Ueber unsere Freunde und besonders den Verstorbenen[23] spräch ich gern mit Ihnen. Aus andern Aeußerungen war es mir so erschienen, als habe er sich in der letzten Zeit vom Katholizismus wieder mehr abgewendet und zu der indischen Weisheit hin, die er in seinem Buche so wenig günstig behandelt hatte. Es gehört zum consequenten Philosophiren auch eine gewisse Stärke des Charakters und diese mag ihm wohl am meisten gefehlt haben. Wenn ich in diesem Jahr noch eine Reise machen kann, so denke ich auf ein Paar Wochen nach Paris zu gehen, und das führt mich leider nicht zu Ihnen.

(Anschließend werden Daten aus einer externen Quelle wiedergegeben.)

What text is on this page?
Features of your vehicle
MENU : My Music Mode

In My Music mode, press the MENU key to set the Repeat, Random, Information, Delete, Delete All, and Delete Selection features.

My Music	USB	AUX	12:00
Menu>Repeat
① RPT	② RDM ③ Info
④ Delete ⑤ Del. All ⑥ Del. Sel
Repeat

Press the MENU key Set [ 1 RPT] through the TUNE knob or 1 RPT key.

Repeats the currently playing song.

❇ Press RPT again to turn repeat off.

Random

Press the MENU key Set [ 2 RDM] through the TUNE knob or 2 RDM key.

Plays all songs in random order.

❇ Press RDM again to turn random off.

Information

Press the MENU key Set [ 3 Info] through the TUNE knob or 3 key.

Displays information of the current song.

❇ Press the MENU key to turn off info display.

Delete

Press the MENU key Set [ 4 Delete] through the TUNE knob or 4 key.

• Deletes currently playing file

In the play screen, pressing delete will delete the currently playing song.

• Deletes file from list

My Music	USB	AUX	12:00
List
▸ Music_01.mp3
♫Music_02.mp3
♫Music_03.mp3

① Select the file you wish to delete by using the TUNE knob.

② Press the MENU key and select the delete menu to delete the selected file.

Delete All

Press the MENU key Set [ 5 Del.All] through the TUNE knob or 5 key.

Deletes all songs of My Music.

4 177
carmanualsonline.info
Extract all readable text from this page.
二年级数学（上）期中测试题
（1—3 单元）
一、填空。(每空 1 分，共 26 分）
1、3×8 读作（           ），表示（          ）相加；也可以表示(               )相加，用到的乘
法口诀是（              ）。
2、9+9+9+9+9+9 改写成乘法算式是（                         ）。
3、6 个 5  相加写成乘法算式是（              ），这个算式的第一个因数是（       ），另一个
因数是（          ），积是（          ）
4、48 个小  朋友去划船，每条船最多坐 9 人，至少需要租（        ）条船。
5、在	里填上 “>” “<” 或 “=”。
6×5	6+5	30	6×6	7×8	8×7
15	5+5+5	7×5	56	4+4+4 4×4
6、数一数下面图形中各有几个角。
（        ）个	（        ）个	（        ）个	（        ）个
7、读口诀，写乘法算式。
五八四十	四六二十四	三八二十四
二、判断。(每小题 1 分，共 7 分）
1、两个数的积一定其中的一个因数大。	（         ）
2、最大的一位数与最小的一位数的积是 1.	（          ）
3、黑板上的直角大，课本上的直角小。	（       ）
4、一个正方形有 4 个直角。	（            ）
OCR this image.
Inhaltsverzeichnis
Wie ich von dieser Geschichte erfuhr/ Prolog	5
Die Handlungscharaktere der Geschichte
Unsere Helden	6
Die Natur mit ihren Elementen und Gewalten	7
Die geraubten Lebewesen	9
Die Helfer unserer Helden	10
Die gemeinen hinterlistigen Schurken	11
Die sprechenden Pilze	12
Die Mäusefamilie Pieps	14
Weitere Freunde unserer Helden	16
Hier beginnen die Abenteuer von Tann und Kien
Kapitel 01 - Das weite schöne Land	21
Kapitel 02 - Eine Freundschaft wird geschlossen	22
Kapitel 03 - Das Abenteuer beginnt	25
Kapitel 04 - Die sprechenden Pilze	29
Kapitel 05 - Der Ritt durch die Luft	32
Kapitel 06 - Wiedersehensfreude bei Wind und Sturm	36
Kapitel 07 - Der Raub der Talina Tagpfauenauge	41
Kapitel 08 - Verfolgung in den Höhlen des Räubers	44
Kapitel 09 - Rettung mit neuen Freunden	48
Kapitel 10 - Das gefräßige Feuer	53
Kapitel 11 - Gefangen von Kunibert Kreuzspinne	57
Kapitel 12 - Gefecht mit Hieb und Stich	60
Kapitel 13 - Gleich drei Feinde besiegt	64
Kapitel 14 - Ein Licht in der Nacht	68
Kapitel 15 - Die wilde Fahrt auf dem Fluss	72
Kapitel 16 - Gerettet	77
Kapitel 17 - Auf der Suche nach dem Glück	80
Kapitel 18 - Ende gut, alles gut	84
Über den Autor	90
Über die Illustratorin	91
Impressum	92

Meine besten Grüße an die Ihrigen und an unsere Freundin Alberti, wenn sie noch bei Ihnen ist.

Schleiermacher.

III.

Berlin, d. 9ten Mai 1831.

Diesmal lieber Freund ist es ein Amerikaner, den ich Ihnen zusende Mr. Walter-Haven; aber ich weiß wirklich nicht mehr aus welchem Staat. Er hat sich hier schon sehr degourdirt, und Sie werden gewiß auch Ihren Beitrag dazu geben, dies gute Werk an ihm zu fördern. Wenn nur Jeder, den ich Ihnen schicke, zugleich ein Executor wäre für die Cevennen! aber leider habe ich nun alle Hoffnung aufgegeben.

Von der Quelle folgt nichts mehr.